On April 20, Google rebranded an older, small business service called Local Business Center as Google Places. Google has created pages with data on millions of small businesses, and some two million companies have added their own information to those pages. Owners can also request a free photo shoot of their shop, and in 11 cities they can pay Google $25 a month to make their listing pop up with an icon and other information when consumers check neighborhood maps on smartphones and the web.
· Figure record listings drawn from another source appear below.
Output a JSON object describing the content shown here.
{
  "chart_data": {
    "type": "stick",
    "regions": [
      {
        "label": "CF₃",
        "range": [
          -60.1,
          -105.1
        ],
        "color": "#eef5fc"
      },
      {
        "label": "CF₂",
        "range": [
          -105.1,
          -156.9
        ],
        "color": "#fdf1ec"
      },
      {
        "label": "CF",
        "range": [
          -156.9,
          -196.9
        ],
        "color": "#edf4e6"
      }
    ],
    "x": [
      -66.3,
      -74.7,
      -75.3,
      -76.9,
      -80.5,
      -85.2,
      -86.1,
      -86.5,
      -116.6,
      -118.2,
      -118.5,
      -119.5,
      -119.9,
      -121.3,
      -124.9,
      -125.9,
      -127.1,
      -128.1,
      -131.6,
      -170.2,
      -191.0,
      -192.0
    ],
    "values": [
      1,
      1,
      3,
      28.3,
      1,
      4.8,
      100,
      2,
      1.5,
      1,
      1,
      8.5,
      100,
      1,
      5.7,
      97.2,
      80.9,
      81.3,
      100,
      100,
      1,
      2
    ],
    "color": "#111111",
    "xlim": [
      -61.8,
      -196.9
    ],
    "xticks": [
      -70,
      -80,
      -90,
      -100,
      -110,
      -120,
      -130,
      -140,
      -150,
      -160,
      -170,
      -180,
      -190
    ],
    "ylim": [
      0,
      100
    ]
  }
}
Smaller companies are aiming for the same market. Business directory MerchantCircle has online profiles of 1.3 million small companies, four times what it had two years ago. Review site Yelp had 31 million unique visitors in April, up 35 percent year-on-year. Dozens of sites offer coupons that small business owners can use to attract new customers. In March Valpak, which has long distributed local circulars by mail, launched new mobile apps. Chicago-based Groupon helps promote small businesses via daily e-mails with deals on products and services. Groupon operates in 65 cities across the U.S
The multitude of choices is spurring rapid growth in another category of online business: companies that sort through all the options and help small business owners determine a Web strategy. Among the biggest is ReachLocal, based in Woodland Hills, CA. Its revenues in 2009 grew by 38 percent, to $203 million, and this year it expects to introduce a tool that lets business owners monitor what's being said about them online.